It’s good to see cluster 4 is still right there at the top!

To wrap things up, we’ll use both models to predict values from the unseen test set and visualize in a plot.

linear <- predict(linear_model, puzzle_test)
multiple <- predict(multiple_model, puzzle_test)

puzzle_test %>% 
  select(V1, V2) %>% 
  cbind(linear, multiple) %>% 
  as_tibble() %>% 
  rename(actual = V2) %>% 
  gather(key, value, actual:multiple) %>% 
  ggplot(aes(V1, value, color = key)) + 
  geom_point(alpha = 0.5) + 
  geom_hline(yintercept = 0) +
  geom_vline(xintercept = 0) +
  theme_minimal(base_size = 10) +
  theme(legend.position = 'top') +
  labs(x = "% Change in Price", y = "% Change in Conversions", color = NULL) +
  scale_x_continuous(labels = percent_format()) +
  scale_y_continuous(labels = percent_format()) +
  scale_color_brewer(palette = 'Set1')

This doesn’t look half bad if I may say so myself!

Although inaccurate, our linear regression model was able to capture the inverse relationship between price and conversions.
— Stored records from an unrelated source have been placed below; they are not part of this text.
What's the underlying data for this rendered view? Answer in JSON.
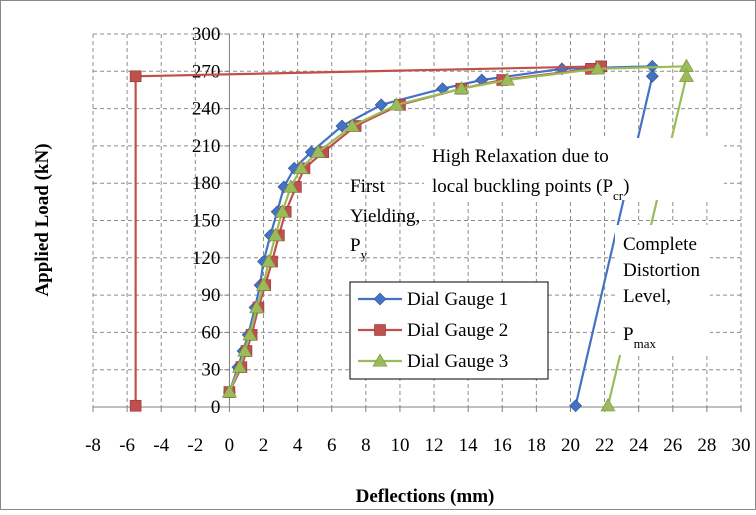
{
  "chart_data": {
    "type": "scatter",
    "xlabel": "Deflections (mm)",
    "ylabel": "Applied Load  (kN)",
    "xlim": [
      -8,
      30
    ],
    "ylim": [
      0,
      300
    ],
    "x_ticks": [
      "-8",
      "-6",
      "-4",
      "-2",
      "0",
      "2",
      "4",
      "6",
      "8",
      "10",
      "12",
      "14",
      "16",
      "18",
      "20",
      "22",
      "24",
      "26",
      "28",
      "30"
    ],
    "y_ticks": [
      "0",
      "30",
      "60",
      "90",
      "120",
      "150",
      "180",
      "210",
      "240",
      "270",
      "300"
    ],
    "grid": true,
    "legend_position": "lower-center",
    "series": [
      {
        "name": "Dial Gauge 1",
        "color": "#4472C4",
        "marker": "diamond",
        "points": [
          [
            0,
            12
          ],
          [
            0.5,
            32
          ],
          [
            0.8,
            45
          ],
          [
            1.1,
            58
          ],
          [
            1.5,
            80
          ],
          [
            1.8,
            98
          ],
          [
            2.0,
            117
          ],
          [
            2.4,
            138
          ],
          [
            2.8,
            157
          ],
          [
            3.2,
            177
          ],
          [
            3.8,
            192
          ],
          [
            4.8,
            205
          ],
          [
            6.6,
            226
          ],
          [
            8.9,
            243
          ],
          [
            12.5,
            256
          ],
          [
            14.8,
            263
          ],
          [
            19.5,
            272
          ],
          [
            24.8,
            274
          ],
          [
            24.8,
            266
          ],
          [
            20.3,
            1
          ]
        ]
      },
      {
        "name": "Dial Gauge 2",
        "color": "#C0504D",
        "marker": "square",
        "points": [
          [
            0,
            12
          ],
          [
            0.7,
            32
          ],
          [
            1.0,
            45
          ],
          [
            1.3,
            58
          ],
          [
            1.7,
            80
          ],
          [
            2.1,
            98
          ],
          [
            2.5,
            117
          ],
          [
            2.9,
            138
          ],
          [
            3.3,
            157
          ],
          [
            3.9,
            177
          ],
          [
            4.4,
            192
          ],
          [
            5.5,
            205
          ],
          [
            7.4,
            226
          ],
          [
            10.0,
            243
          ],
          [
            13.6,
            256
          ],
          [
            16.0,
            263
          ],
          [
            21.2,
            272
          ],
          [
            21.8,
            274
          ],
          [
            -5.5,
            266
          ],
          [
            -5.5,
            1
          ]
        ]
      },
      {
        "name": "Dial Gauge 3",
        "color": "#9BBB59",
        "marker": "triangle",
        "points": [
          [
            0,
            12
          ],
          [
            0.6,
            32
          ],
          [
            0.9,
            45
          ],
          [
            1.2,
            58
          ],
          [
            1.6,
            80
          ],
          [
            2.0,
            98
          ],
          [
            2.3,
            117
          ],
          [
            2.7,
            138
          ],
          [
            3.1,
            157
          ],
          [
            3.6,
            177
          ],
          [
            4.2,
            192
          ],
          [
            5.2,
            205
          ],
          [
            7.2,
            226
          ],
          [
            9.8,
            243
          ],
          [
            13.6,
            256
          ],
          [
            16.3,
            263
          ],
          [
            21.6,
            272
          ],
          [
            26.8,
            274
          ],
          [
            26.8,
            266
          ],
          [
            22.2,
            1
          ]
        ]
      }
    ],
    "annotations": {
      "first_yielding": [
        "First",
        "Yielding,",
        "P",
        "y"
      ],
      "high_relaxation": [
        "High Relaxation due to",
        "local buckling points (P",
        "cr",
        ")"
      ],
      "complete_distortion": [
        "Complete",
        "Distortion",
        "Level,",
        "P",
        "max"
      ]
    }
  }
}
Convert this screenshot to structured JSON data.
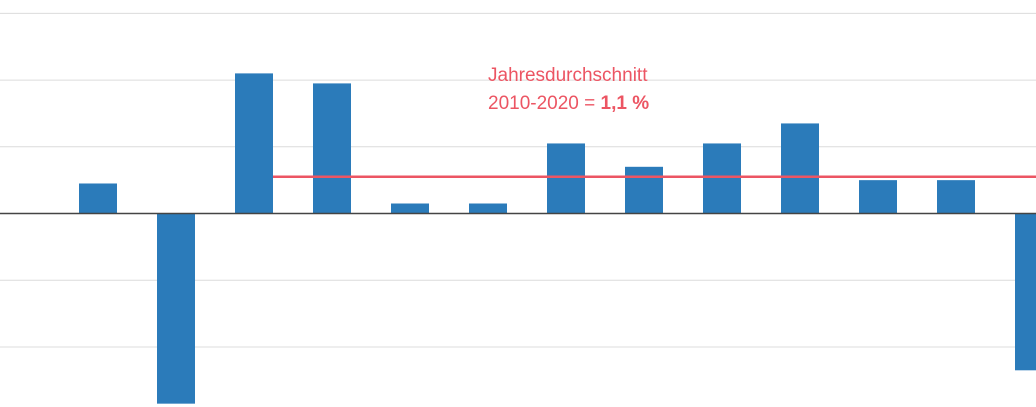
{
  "chart_data": {
    "type": "bar",
    "values": [
      0.9,
      -5.7,
      4.2,
      3.9,
      0.3,
      0.3,
      2.1,
      1.4,
      2.1,
      2.7,
      1.0,
      1.0,
      -4.7
    ],
    "color": "#2b7bba",
    "ylim": [
      -5.8,
      6.4
    ],
    "yticks": [
      -4,
      -2,
      0,
      2,
      4,
      6
    ],
    "grid": true,
    "average": {
      "value": 1.1,
      "label": "1,1 %",
      "color": "#ec5563"
    },
    "annotation": [
      "Jahresdurchschnitt",
      "2010-2020 = "
    ]
  }
}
The multiple regression version is definitely a step up from the former but it has room for improvement. With a little parameter tuning it’s possible to further increase the overall accuracy of our model.

Answer

…LOL…

puzzle_clusters %>% 
  ggplot(aes(V1, V2, color = .cluster)) +
  geom_point() +
  coord_flip() +
  theme_minimal() + 
  theme(legend.position = 'none')